Depois da pandemia a Troika?

Portugal, devido a uma duplamente deficiente gestão da pandemia, enfrenta, para além de uma tremenda crise humanitária que custa diariamente centenas de vítimas mortais evitáveis, uma das mais severas recessões económicas das últimas décadas.

Defendemos sempre que a gestão sanitária da crise se refletiria inevitavelmente no pulsar da economia. O caso da China, do Japão e da Coreia são paradigmáticos. Enfrentada a primeira vaga com sucesso as suas economias pouco ou nada sofreram, com a China a registar até um crescimento assinalável.

Descontrolada a propagação do agente infecioso e não se tomando medidas resolutas para rapidamente a interromper, a economia começa a fraquejar. E à medida que o tempo vai passando as consequências no tecido empresarial são cada vez mais pesadas, repercutindo-se inevitavelmente no sistema bancário que terá de enfrentar um crescendo do crédito mal parado e incobrável.

O crédito mal parado teria sido já avassalador não fora a política europeia de moratórias. Mas quando ela terminar e os pagamentos suspensos tiverem de ser retomados a extensão do problema vai revelar-se.

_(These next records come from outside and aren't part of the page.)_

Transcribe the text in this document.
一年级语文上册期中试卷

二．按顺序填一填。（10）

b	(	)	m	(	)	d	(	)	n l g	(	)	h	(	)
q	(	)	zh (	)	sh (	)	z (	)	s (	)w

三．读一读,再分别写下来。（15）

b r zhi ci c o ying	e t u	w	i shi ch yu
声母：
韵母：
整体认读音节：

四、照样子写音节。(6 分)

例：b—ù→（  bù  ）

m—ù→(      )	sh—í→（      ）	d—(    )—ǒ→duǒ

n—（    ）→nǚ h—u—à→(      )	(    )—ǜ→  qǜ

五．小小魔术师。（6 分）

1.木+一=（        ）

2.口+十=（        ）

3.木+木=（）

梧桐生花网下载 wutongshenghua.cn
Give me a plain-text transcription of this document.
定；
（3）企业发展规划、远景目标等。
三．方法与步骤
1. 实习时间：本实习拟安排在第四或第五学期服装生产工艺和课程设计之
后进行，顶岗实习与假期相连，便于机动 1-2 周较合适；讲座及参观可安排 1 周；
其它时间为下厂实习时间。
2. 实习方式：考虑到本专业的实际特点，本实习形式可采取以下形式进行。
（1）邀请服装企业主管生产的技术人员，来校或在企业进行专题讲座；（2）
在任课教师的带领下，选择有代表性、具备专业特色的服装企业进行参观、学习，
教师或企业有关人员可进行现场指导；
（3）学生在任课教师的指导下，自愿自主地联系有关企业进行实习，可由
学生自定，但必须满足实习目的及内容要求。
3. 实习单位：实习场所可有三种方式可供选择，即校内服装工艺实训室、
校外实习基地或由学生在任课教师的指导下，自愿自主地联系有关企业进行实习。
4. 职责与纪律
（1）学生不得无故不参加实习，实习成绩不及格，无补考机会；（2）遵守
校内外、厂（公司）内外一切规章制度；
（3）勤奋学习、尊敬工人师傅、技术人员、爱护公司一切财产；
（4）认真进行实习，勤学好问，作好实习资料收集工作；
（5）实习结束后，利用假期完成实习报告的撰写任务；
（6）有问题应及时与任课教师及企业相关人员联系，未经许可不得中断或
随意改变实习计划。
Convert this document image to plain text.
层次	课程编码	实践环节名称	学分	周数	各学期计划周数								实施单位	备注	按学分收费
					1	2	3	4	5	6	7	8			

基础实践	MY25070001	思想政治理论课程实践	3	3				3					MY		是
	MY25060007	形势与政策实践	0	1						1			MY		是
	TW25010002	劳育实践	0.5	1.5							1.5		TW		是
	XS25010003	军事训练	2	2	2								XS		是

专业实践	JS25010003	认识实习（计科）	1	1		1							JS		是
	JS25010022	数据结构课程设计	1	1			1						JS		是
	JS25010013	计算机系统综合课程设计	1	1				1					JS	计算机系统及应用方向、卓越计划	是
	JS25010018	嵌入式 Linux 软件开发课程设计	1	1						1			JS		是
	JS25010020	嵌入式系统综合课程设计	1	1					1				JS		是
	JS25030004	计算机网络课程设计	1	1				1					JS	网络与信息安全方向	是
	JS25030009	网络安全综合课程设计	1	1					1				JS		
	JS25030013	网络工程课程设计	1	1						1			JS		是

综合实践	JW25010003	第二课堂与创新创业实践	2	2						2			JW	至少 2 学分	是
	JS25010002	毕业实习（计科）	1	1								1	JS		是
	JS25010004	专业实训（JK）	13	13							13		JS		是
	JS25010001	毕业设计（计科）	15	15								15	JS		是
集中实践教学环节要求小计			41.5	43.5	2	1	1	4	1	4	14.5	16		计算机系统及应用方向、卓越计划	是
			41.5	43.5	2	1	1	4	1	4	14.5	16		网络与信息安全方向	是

Com bancos ainda a recuperar financeiramente da crise de 2011, ocorrida há 10 anos, com lucros escassos, e uma estrutura de capital ainda longe de robusta, este choque poderá levar a novas intervenções estatais para proteger os depositantes, uma vez que o Fundo de Garantia de Depósitos tem sido drenado dos seus recursos para acudir ao Novo Banco. Uma vantagem a generalidade dos bancos que atuam no mercado português não têm os problemas de liquidez que os paralisaram na crise anterior e levaram Sócrates a pedir intervenção externa.

Mas o rácio da dívida já voltou a disparar devido à redução do PIB e se a necessidade de apoio aos bancos se materializar ficaremos confrontados com nova intervenção externa e nova dose cavalar de austeridade, empobrecimento coletivo e emigração que nos vai relegando inexoravelmente para a cauda de uma Europa cada vez mais enfraquecida.

A dimensão do efeito económico da pandemia neste ano de 2021 depende de dois fatores fundamentais: do controlo da propagação da doença e da velocidade de vacinação da população, nomeadamente a mais idosa. Em Portugal, nestas duas frentes, infelizmente, não há boas notícias. Mas nunca é tarde para emendar a mão.

Economista, MBA. Autor de livros e artigos sobre Capital Social, Marketing, Fraude e Corrupção, Compliance e Corporate Governance. Consultor de gestão.